The wBMS should speed GM’s Ultium-powered EVs to market faster, as time won’t be needed to develop specific communications systems or redesign complex wiring schemes for each new vehicle.

Much like the pack design of GM’s Ultium batteries, which is flexible enough to incorporate new chemistry over time as technology changes, the wBMS’ basic structure can easily receive new features as software becomes available. With expanded over-the-air updates, the system could even be upgraded new software-based features via smartphone-like updates.

“Scalability and complexity reduction are a theme with our Ultium batteries – the wireless battery management system is the critical enabler of this amazing flexibility,” said Kent Helfrich, GM executive director of Global Electrification and Battery Systems. “The wireless system represents the epitome of Ultium’s configurability and should help GM build profitable EVs at scale.”

The wBMS will balance chemistry within the individual battery cell groups for optimal performance. It can also conduct real-time battery pack health checks and refocus the network of modules and sensors as needed, safeguarding battery health throughout the vehicle’s lifespan.

Reducing wires within the batteries by up to 90% can extend charging range by creating lighter vehicles and opening extra room for more batteries. The space and flexibility created by this reduction enables a cleaner design and a simpler, more streamlined battery restructuring as needed and more robust manufacturing processes.

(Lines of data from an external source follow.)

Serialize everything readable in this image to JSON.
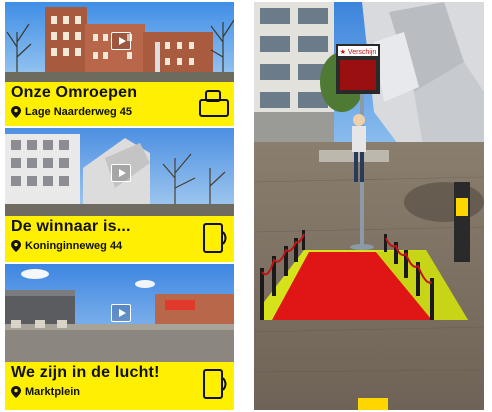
{
  "cards": [
    {
      "title": "Onze Omroepen",
      "address": "Lage Naarderweg 45"
    },
    {
      "title": "De winnaar is...",
      "address": "Koninginneweg 44"
    },
    {
      "title": "We zijn in de lucht!",
      "address": "Marktplein"
    }
  ],
  "ar_scene": {
    "sign_header": "★ Verschijn",
    "sign_text": "Verschijn"
  },
  "colors": {
    "banner_yellow": "#ffef00",
    "carpet_red": "#e01515",
    "sky_blue": "#4a8de0"
  },
  "icons": [
    "map-pin-icon",
    "phone-rotate-icon",
    "play-icon"
  ]
}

After the useful life of battery packs end and the wireless packs are capacity-reduced to the point where they are no longer ideal for optimum vehicle performance, they can be combined with other wireless battery packs to form clean power generators. This can be done without a redesign or overhaul of the battery management system traditionally required in second-life usage.

Greg Henderson, Analog Devices Inc. senior vice president of Automotive, Communications, and Aerospace & Defense, said, “Our collaboration is aimed at accelerating the transition to electric vehicles and a sustainable future.”